I found an article that suggested using the tasksel
app to de-select the desktop environment. The reviews and comment seemed OK, and a few other articles that I found when searching for that example also gave credibility to the solution. I cringed, but sadly didn't turn back, when the list of things to be uninstalled scrolled off my screen. Half or more of the apps, it seemed, were to be removed. I mulled this over, and recollected some of the comments about this, but they were touted as good things. I estimated in my head the chain of dependencies that would be necessary for running a graphical desktop and hit the enter button.
An hour later the machine sat at a prompt. I nervously poked around. The services I had left running were seemingly running. The log scroll I usually see was scrolling. I felt a little more relief. The server memory use had dropped by half, and the CPU was weirdly idle.
I tested by stopping a service and restarting it. It worked. Then another. It didn't work. I tried the mail server, and it failed. I tried the web server, and it failed...now I was a little nervous. I ran some "fixes" by re-installing the apps that weren't working, and some packages extra dependencies got added back. I looked at some of the dependencies for my from-source stuff, and added some of those. Those services came back to life. I could stop an restart my web, app, database, mail, and authenitication services. The intrusion detection would restart and continued logging. I felt a little better. Dismayed that the app would remove some of the dependencies for things not in the GUI, and that didn't add GUI parts back, but chalked it up to upgrading after upgrading...
Then I crossed my fingers and did the prompted-for reboot.
Of course, I was rewarded with the list of versions to choose from, which was nice, but when I selected the new one, a BusyBox prompt I'd never seen before. It seems to be the boot loader's default shell if it can't find some dependencies. It was screaming about not finding the drives by UUID. A little research suggested rebooting and picking an earlier version or the recovery mode version. None of these things worked.
I had to build a recovery CD. I tried editing the boot menu to use devices (/dev/sda1) instead of UUIDs. Didn't help. The recovery disk kept failing at reinstalling the boot loader (its favorite task, it seems), so I skipped past that to the partition manager. I found none of the partitions had mount point labels. I checked the fstab and they were there. So I used the partition editor to add them back. There was a moment of pause when it said it would replace the contents of system folders, so I took a moment and backed up a bunch of stuff. It did indeed mess with those folders.

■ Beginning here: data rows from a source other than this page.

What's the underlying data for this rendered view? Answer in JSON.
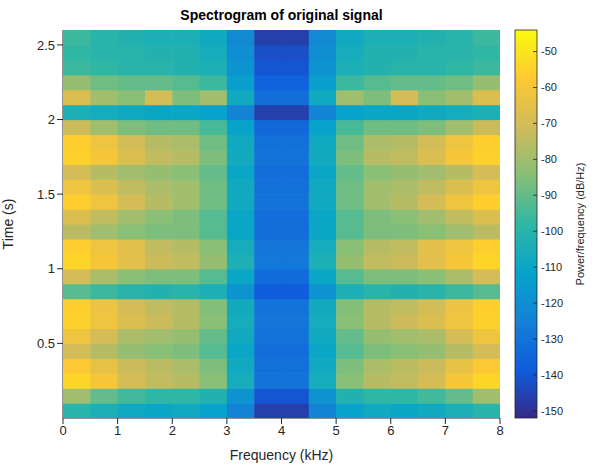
{
  "chart_data": {
    "type": "heatmap",
    "title": "Spectrogram of original signal",
    "xlabel": "Frequency (kHz)",
    "ylabel": "Time (s)",
    "x": [
      0.25,
      0.75,
      1.25,
      1.75,
      2.25,
      2.75,
      3.25,
      3.75,
      4.25,
      4.75,
      5.25,
      5.75,
      6.25,
      6.75,
      7.25,
      7.75
    ],
    "y": [
      0.05,
      0.15,
      0.25,
      0.35,
      0.45,
      0.55,
      0.65,
      0.75,
      0.85,
      0.95,
      1.05,
      1.15,
      1.25,
      1.35,
      1.45,
      1.55,
      1.65,
      1.75,
      1.85,
      1.95,
      2.05,
      2.15,
      2.25,
      2.35,
      2.45,
      2.55
    ],
    "cells": [
      [
        -100,
        -104,
        -108,
        -110,
        -108,
        -112,
        -124,
        -146,
        -146,
        -124,
        -112,
        -108,
        -110,
        -108,
        -104,
        -100
      ],
      [
        -80,
        -90,
        -95,
        -98,
        -98,
        -102,
        -118,
        -140,
        -140,
        -118,
        -102,
        -98,
        -98,
        -95,
        -90,
        -80
      ],
      [
        -54,
        -60,
        -70,
        -74,
        -76,
        -84,
        -106,
        -130,
        -130,
        -106,
        -84,
        -76,
        -74,
        -70,
        -60,
        -54
      ],
      [
        -58,
        -64,
        -72,
        -75,
        -78,
        -86,
        -108,
        -131,
        -131,
        -108,
        -86,
        -78,
        -75,
        -72,
        -64,
        -58
      ],
      [
        -70,
        -76,
        -82,
        -84,
        -86,
        -92,
        -110,
        -132,
        -132,
        -110,
        -92,
        -86,
        -84,
        -82,
        -76,
        -70
      ],
      [
        -62,
        -70,
        -78,
        -80,
        -82,
        -90,
        -108,
        -130,
        -130,
        -108,
        -90,
        -82,
        -80,
        -78,
        -70,
        -62
      ],
      [
        -55,
        -62,
        -68,
        -72,
        -76,
        -84,
        -106,
        -129,
        -129,
        -106,
        -84,
        -76,
        -72,
        -68,
        -62,
        -55
      ],
      [
        -56,
        -63,
        -70,
        -74,
        -76,
        -85,
        -107,
        -130,
        -130,
        -107,
        -85,
        -76,
        -74,
        -70,
        -63,
        -56
      ],
      [
        -92,
        -96,
        -100,
        -102,
        -100,
        -104,
        -118,
        -138,
        -138,
        -118,
        -104,
        -100,
        -102,
        -100,
        -96,
        -92
      ],
      [
        -70,
        -78,
        -84,
        -86,
        -86,
        -92,
        -110,
        -133,
        -133,
        -110,
        -92,
        -86,
        -86,
        -84,
        -78,
        -70
      ],
      [
        -54,
        -60,
        -66,
        -72,
        -74,
        -82,
        -104,
        -128,
        -128,
        -104,
        -82,
        -74,
        -72,
        -66,
        -60,
        -54
      ],
      [
        -56,
        -62,
        -66,
        -74,
        -76,
        -84,
        -106,
        -129,
        -129,
        -106,
        -84,
        -76,
        -74,
        -66,
        -62,
        -56
      ],
      [
        -75,
        -80,
        -84,
        -86,
        -86,
        -92,
        -110,
        -132,
        -132,
        -110,
        -92,
        -86,
        -86,
        -84,
        -80,
        -75
      ],
      [
        -68,
        -74,
        -80,
        -84,
        -86,
        -92,
        -110,
        -132,
        -132,
        -110,
        -92,
        -86,
        -84,
        -80,
        -74,
        -68
      ],
      [
        -56,
        -62,
        -70,
        -76,
        -80,
        -88,
        -108,
        -130,
        -130,
        -108,
        -88,
        -80,
        -76,
        -70,
        -62,
        -56
      ],
      [
        -62,
        -68,
        -74,
        -78,
        -80,
        -88,
        -108,
        -131,
        -131,
        -108,
        -88,
        -80,
        -78,
        -74,
        -68,
        -62
      ],
      [
        -70,
        -76,
        -80,
        -82,
        -84,
        -90,
        -110,
        -132,
        -132,
        -110,
        -90,
        -84,
        -82,
        -80,
        -76,
        -70
      ],
      [
        -55,
        -60,
        -68,
        -74,
        -76,
        -86,
        -107,
        -130,
        -130,
        -107,
        -86,
        -76,
        -74,
        -68,
        -60,
        -55
      ],
      [
        -56,
        -62,
        -70,
        -76,
        -78,
        -88,
        -108,
        -131,
        -131,
        -108,
        -88,
        -78,
        -76,
        -70,
        -62,
        -56
      ],
      [
        -72,
        -80,
        -86,
        -88,
        -88,
        -94,
        -112,
        -134,
        -134,
        -112,
        -94,
        -88,
        -88,
        -86,
        -80,
        -72
      ],
      [
        -104,
        -106,
        -108,
        -110,
        -110,
        -112,
        -124,
        -146,
        -146,
        -124,
        -112,
        -110,
        -110,
        -108,
        -106,
        -104
      ],
      [
        -68,
        -80,
        -84,
        -70,
        -86,
        -80,
        -108,
        -132,
        -132,
        -108,
        -80,
        -86,
        -70,
        -84,
        -80,
        -68
      ],
      [
        -82,
        -88,
        -90,
        -90,
        -92,
        -96,
        -114,
        -136,
        -136,
        -114,
        -96,
        -92,
        -90,
        -90,
        -88,
        -82
      ],
      [
        -96,
        -98,
        -100,
        -100,
        -102,
        -104,
        -118,
        -140,
        -140,
        -118,
        -104,
        -102,
        -100,
        -100,
        -98,
        -96
      ],
      [
        -98,
        -100,
        -100,
        -102,
        -102,
        -106,
        -120,
        -142,
        -142,
        -120,
        -106,
        -102,
        -102,
        -100,
        -100,
        -98
      ],
      [
        -96,
        -100,
        -102,
        -104,
        -104,
        -108,
        -122,
        -146,
        -146,
        -122,
        -108,
        -104,
        -104,
        -102,
        -100,
        -96
      ]
    ],
    "xlim": [
      0,
      8
    ],
    "xticks": [
      0,
      1,
      2,
      3,
      4,
      5,
      6,
      7,
      8
    ],
    "ylim": [
      0,
      2.6
    ],
    "yticks": [
      0.5,
      1,
      1.5,
      2,
      2.5
    ],
    "colorbar_range": [
      -152,
      -44
    ],
    "colorbar_ticks": [
      -150,
      -140,
      -130,
      -120,
      -110,
      -100,
      -90,
      -80,
      -70,
      -60,
      -50
    ],
    "colorbar_label": "Power/frequency (dB/Hz)"
  }
}
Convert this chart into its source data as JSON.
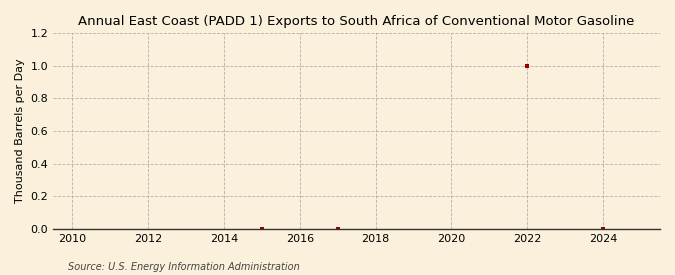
{
  "title": "Annual East Coast (PADD 1) Exports to South Africa of Conventional Motor Gasoline",
  "ylabel": "Thousand Barrels per Day",
  "source": "Source: U.S. Energy Information Administration",
  "background_color": "#faf0dc",
  "plot_background_color": "#faf0dc",
  "xlim": [
    2009.5,
    2025.5
  ],
  "ylim": [
    0.0,
    1.2
  ],
  "yticks": [
    0.0,
    0.2,
    0.4,
    0.6,
    0.8,
    1.0,
    1.2
  ],
  "xticks": [
    2010,
    2012,
    2014,
    2016,
    2018,
    2020,
    2022,
    2024
  ],
  "data_x": [
    2015,
    2017,
    2022,
    2024
  ],
  "data_y": [
    0.0,
    0.0,
    1.0,
    0.0
  ],
  "marker_color": "#990000",
  "marker_style": "s",
  "marker_size": 3.5,
  "title_fontsize": 9.5,
  "label_fontsize": 8,
  "tick_fontsize": 8,
  "source_fontsize": 7
}
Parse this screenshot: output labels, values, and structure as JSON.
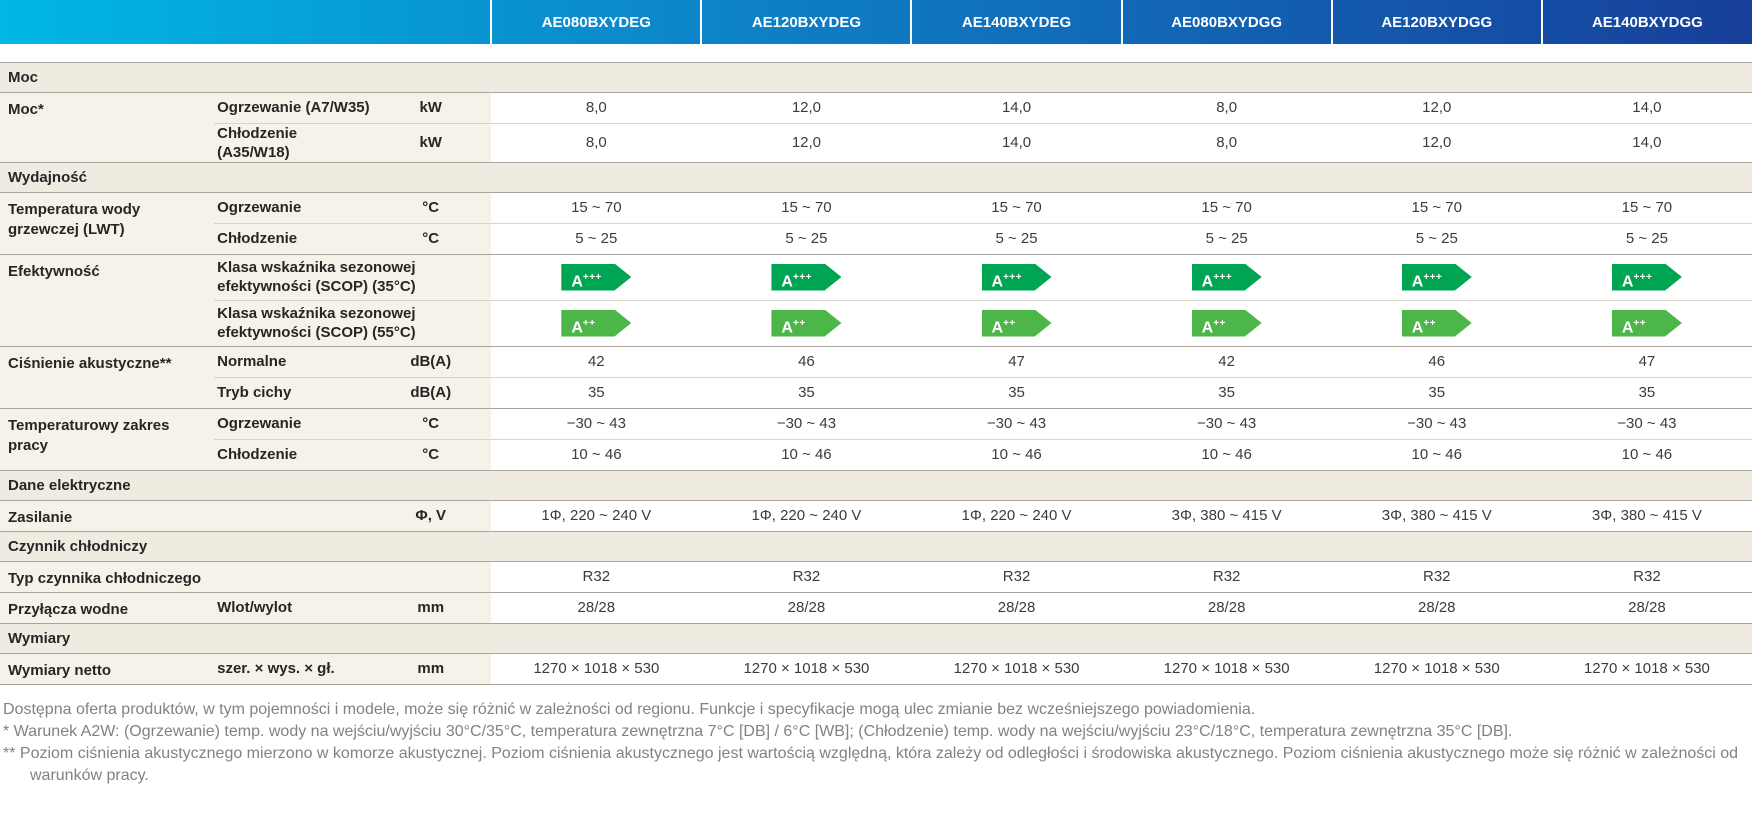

I was so pissed. Some at myself for not heeding the warning, also for not having deeper back-ups, and for not finding the non-destructive tips before the destructive ones did their damage. I don't have any non-destructive tips to share, sadly. Just a lesson in pulling configuration out of my ears.
It's now two days later, and the server is back. Ultimately I ended up reformatting that partition and installing the server from scratch. It took a while to get the packages all added back, and even longer for the built-from-source stuff. The other partitions held the bulk of the data for the system, but /var/spool/mail went, and wasn't backed up, as did /var/lib/mysql which contained the DBs, although I have frequent dumps I can restore. There are surely other helpful scripts I haven't got any more that I'm not sure if I need, or if I need them I'm not sure I can recreate them. I'm digging through the backups next to see what I can salvage, if I need it. Crossing my fingers that I can reproduce what I need and don't have.